Chapter 6 Local/Remote Transparency

According to the Handbook of Chemistry and Physics,1 "Transparency of a layer of material is defined as the ratio of the intensity of the transmitted light to that of the incident light. Opacity is the reciprocal of the transparency. Optical density is the common logarithm of the opacity." In other words:

Optical density = log10(Ii/It)

Obviously, then, a perfect transparency of 1.000 is achieved only when optical density (not necessarily physical density) is exactly 0. A total vacuum falls into this category, and high-quality lenses—for which professional photographers shell out tens of thousands of dollars—come rather close. A perfect opacity, on the other hand, has an infinite optical density. In this category, you'll find materials such as trees, concrete, electrical tape, other people's heads in movie theaters, and even the Handbook of Chemistry and Physics.

In the field of engineering acoustics, the notion called transmission loss is almost identical. Transmission loss measures sound through various types of wall construction, such as gypsum wallboard, 4-inch bricks, concrete, and piles of outdated Handbook of Chemistry and Physics volumes. The acoustics textbook I used in college2 describes transmission loss with this equation:

TL = 10dB log10(Ii/It)

The concepts of optical density and transmission loss, even those of electrical resistance and conductivity to some extent, relate exceptionally well to the member function calls that a client of some object makes through one of that object's interface pointers. As we saw in Chapter 5, the effective optical density—the transmission loss—for a call from a client to an in-process object is 0: there is nothing standing between the call made in the client and the code that implements that function in the object. Whatever piece of machine code in the client issues a call instruction, the next point of execution is at the beginning of the implementation of that function inside the object code itself.

With the aim of complete component integration, OLE and COM also allow clients to communicate with local and remote objects. Process and network boundaries are real and substantial, and significant work is required to change from one address space to another or to transmit information across network cables. For complete component integration to work, a function call made in a client must show up in any object as if no barrier existed at all. From the client's perspective, any function call to any object's interface is an in-process call, regardless of the boundaries between the client and the object. From the object's perspective, the object receives interface calls as if the client were in the same address space as well, and so the object enjoys perfect transmission.

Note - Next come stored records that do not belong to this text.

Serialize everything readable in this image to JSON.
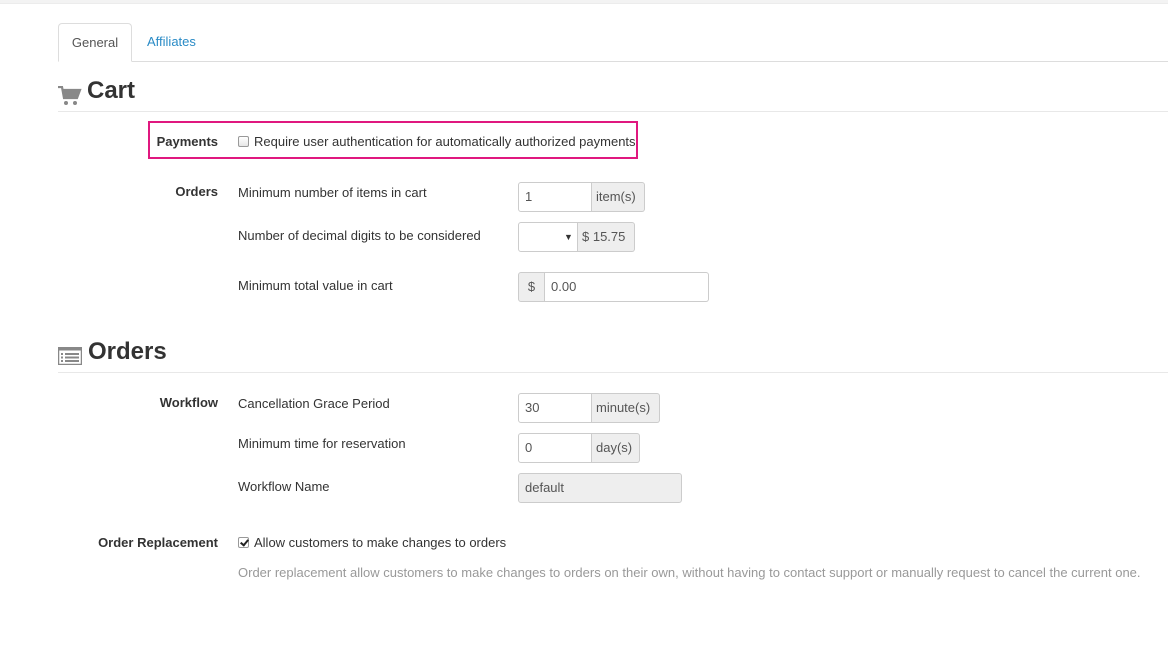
{
  "tabs": [
    {
      "label": "General",
      "active": true
    },
    {
      "label": "Affiliates",
      "active": false
    }
  ],
  "cart": {
    "title": "Cart",
    "icon": "cart-icon",
    "payments": {
      "label": "Payments",
      "checkbox_label": "Require user authentication for automatically authorized payments",
      "checked": false
    },
    "orders": {
      "label": "Orders",
      "min_items": {
        "label": "Minimum number of items in cart",
        "value": "1",
        "unit": "item(s)"
      },
      "decimal_digits": {
        "label": "Number of decimal digits to be considered",
        "selected": "",
        "preview": "$ 15.75"
      },
      "min_total": {
        "label": "Minimum total value in cart",
        "currency": "$",
        "value": "0.00"
      }
    }
  },
  "orders_section": {
    "title": "Orders",
    "icon": "list-icon",
    "workflow": {
      "label": "Workflow",
      "grace": {
        "label": "Cancellation Grace Period",
        "value": "30",
        "unit": "minute(s)"
      },
      "reservation": {
        "label": "Minimum time for reservation",
        "value": "0",
        "unit": "day(s)"
      },
      "name": {
        "label": "Workflow Name",
        "value": "default"
      }
    },
    "replacement": {
      "label": "Order Replacement",
      "checkbox_label": "Allow customers to make changes to orders",
      "checked": true,
      "help": "Order replacement allow customers to make changes to orders on their own, without having to contact support or manually request to cancel the current one."
    }
  },
  "colors": {
    "highlight": "#e0187f",
    "link": "#2a8bc6"
  }
}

The crux of Local/Remote Transparency is that somehow a server process has an interface pointer that it wants to make available to other processes. This always begins with a server's IClassFactory pointer—the first interface pointer of this kind that a server gives to COM. COM must then create the structures that allow clients in other processes to make function calls through this pointer. That's what ultimately matters. Of course, Local/Remote Transparency isn't at all important when a client is dealing with an in-process server. Only when a client is working with local or remote servers does sharing an interface pointer matter at all.

Fortunately, COM makes the whole process utterly trivial: the server can just hand the pointer to COM, and COM sets up everything required for the client to make calls into the object. This is why COM is so powerful: there is so much work to make Local/Remote Transparency work, but the burden is all on COM, not on the client or the server.

The whole trick to this technology is to always have the client call some in-process code when making any interface call and to always have the object receive that call from some code in its own process. This chapter is about the mechanisms and devices that COM uses to achieve this. Called marshaling or remoting, these mechanisms determine how an object in a local or remote process communicates with a proxy in the client process. An object can employ different marshaling mechanisms—custom marshaling, in which the object controls the interprocess communication itself, or standard marshaling, in which OLE provides a default mechanism. With standard marshaling, OLE offers some facilities to support custom interfaces for cases in which standard marshaling support is not already built into the system. To wrap it all up, we'll also see concurrency management (also called message filtering), through which clients and objects can gracefully handle time-outs and rejected calls, informing the end user of the situation.

The idea of COM's Local/Remote Transparency is to make interface calls to local and remote objects as transparent as calls to in-process objects, regardless of how the interprocess or intermachine communication occurs. Because COM itself handles all of the work involved and allows you to make specific customizations of the underlying architecture, clients, servers, components, and objects don't care how it all works—they just know that calls go through without one shred of loss in transmission. Not only are calls transparent as far as transmission is concerned, they are also effortless to both clients and objects; just as effortless, in fact, as an in-process call—that is, a simple function call through an interface pointer. You get zero opacity, perfect transmission.

Note: You can accomplish quite a lot with OLE without knowing much of the information in this chapter, which is fairly detailed. If you are interested primarily in high-level concepts, feel free to skip this chapter or simply peruse it quickly, but be sure to read "The OLE UI Library and the Busy Dialog Box" on page 316, which is relevant to material in other chapters. Otherwise, come back to specific sections when you need to understand a specific topic.

1 65th ed. CRC Press Inc. Boca Raton Florida. 1984–85.

2 Basic Acoustics by Donald E. Hall Harper & Row Publishers New York. 1987.